A FISTFUL OF LENTILS: 
Syrian-Jewish Recipes from Grandma Fritzie’s Kitchen

By Jennifer Felicia Abadi C’88.
Boston: Harvard Common Press, 2002. 
372 pp., $24.95. Order this book
Growing up a member of New York’s Syrian-Jewish community, Jennifer Abadi went to parties where the sounds of Arabic mixed with Hebrew and the smells of cumin and allspice mingled with rose water and almond. With the help of her grandmother Fritzie—now deceased —Abadi recorded more than 125 recipes, along with numerous family anecdotes, to celebrate her heritage.
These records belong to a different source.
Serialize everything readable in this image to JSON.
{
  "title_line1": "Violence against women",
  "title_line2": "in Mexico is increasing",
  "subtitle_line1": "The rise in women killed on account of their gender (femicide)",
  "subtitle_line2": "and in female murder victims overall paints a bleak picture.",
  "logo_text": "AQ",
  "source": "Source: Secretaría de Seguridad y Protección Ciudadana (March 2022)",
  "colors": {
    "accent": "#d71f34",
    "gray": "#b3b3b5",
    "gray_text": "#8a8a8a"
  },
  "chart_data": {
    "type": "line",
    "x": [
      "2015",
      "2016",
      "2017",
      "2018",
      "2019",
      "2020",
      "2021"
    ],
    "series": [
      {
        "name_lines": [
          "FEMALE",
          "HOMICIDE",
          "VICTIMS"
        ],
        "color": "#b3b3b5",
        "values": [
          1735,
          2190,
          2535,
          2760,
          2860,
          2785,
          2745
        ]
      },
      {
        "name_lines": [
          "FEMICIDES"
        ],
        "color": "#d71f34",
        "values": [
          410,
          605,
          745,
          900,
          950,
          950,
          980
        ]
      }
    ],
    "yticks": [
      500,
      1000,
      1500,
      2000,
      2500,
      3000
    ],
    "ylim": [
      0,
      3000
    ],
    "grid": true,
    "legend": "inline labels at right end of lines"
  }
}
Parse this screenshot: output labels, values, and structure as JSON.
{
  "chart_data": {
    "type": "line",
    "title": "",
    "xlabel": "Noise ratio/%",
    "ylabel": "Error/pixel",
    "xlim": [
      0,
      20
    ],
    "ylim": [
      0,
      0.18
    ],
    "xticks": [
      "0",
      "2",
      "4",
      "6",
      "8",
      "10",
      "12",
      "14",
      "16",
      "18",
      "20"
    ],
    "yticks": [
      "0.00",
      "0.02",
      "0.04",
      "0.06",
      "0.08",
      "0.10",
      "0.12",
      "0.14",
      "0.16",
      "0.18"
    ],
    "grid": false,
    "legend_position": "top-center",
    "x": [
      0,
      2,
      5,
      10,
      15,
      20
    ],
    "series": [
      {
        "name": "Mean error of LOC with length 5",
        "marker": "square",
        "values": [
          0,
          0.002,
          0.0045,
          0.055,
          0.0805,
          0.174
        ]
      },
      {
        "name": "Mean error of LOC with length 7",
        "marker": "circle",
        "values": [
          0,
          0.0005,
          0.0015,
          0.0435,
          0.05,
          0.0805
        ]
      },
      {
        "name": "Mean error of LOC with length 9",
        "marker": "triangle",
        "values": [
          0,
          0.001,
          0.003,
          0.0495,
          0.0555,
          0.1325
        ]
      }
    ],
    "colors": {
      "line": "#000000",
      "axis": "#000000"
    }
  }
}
A graphic designer and illustrator, she now teaches cooking classes in the New York area.

PROFESSIONS OF FAITH: Living and Working as a Catholic
Edited by James Martin, S.J., W’82 and Jeremy Langford.
Franklin, Wisc.: Sheed & Ward, 2002. 
183 pp., $12.95. Order this book
Professions of Faith brings to life the interplay of faith and work in the Catholic tradition through the voices and experiences of 13 active Catholics working in the “real world.” Each author explains how faith influences his or her daily experiences at work, and likewise how work influences his or her day-to-day experiences of faith. James Martin, S.J., is associate editor of America magazine and is also the author of Searching for God at Ground Zero (Sheed & Ward, 2002, $12.95), a book about his time working among the firefighters, police officers, and rescue workers in the weeks following September 11, 2001.

WEDDING AS TEXT: Communicating Cultural Identities Through Ritual
By Wendy Leeds-Hurwitz G’80 Gr’83.
Mahwah, N.J.: Lawrence Erlbaum Associates, 2002. 
308 pp., $29.95. Order this book
A wedding can predict the future success of a marriage: if a couple is to manage cultural differences throughout their relationship, they must first pass the hurdle of designing a wedding ceremony that accommodates those differences. Dr. Wendy Leeds-Hurwitz documents the weddings of 112 couples from across the United States and examines how real people are coping with cultural differences in their lives. Leeds-Hurwitz is professor of communication at the University of Wisconsin-Parkside.

OF THE NEWEST FASHION: 
Masterpieces of American Neo-Classical Decorative Arts

By Elizabeth Feld C’96 and Stuart P. Feld. 
New York: Hirschl & Adler Galleries, 2001. 
103 pp., $35.00. Order this book
Celebrating its 50th anniversary in New York, Hischl & Adler Galleries has assembled photographs and descriptions of some of the finest examples of decorative art by the best craftsmen of the early 19th century, including cabinetmakers Lannuier, Duncan Phyfe, and Joseph B. Barry; silversmiths Fletcher & Gardiner; porcelain makers, the Tucker Factories; and the Boston Sandwich Glass Company.

LOST SOULS: Finding Hope in the Heart of Darkness
By Niles Elliot Goldstein C’88.
New York: Bell Tower/Crown Publishing Group, 2002. 
190 pp., $22.00. Order this book
This book is about the universal experience of being lost, whether the loss involves loved ones, a job, freedom, or anything else. To illustrate the different stages of despair, Rabbi Niles E. Goldstein uses biblical characters as well as people he has met through his work as a rabbi. He brings the message that going through this wilderness and emerging on the other side is a transformative and strengthening process. Goldstein is founding rabbi of The New Shul in New York’s Greenwich Village.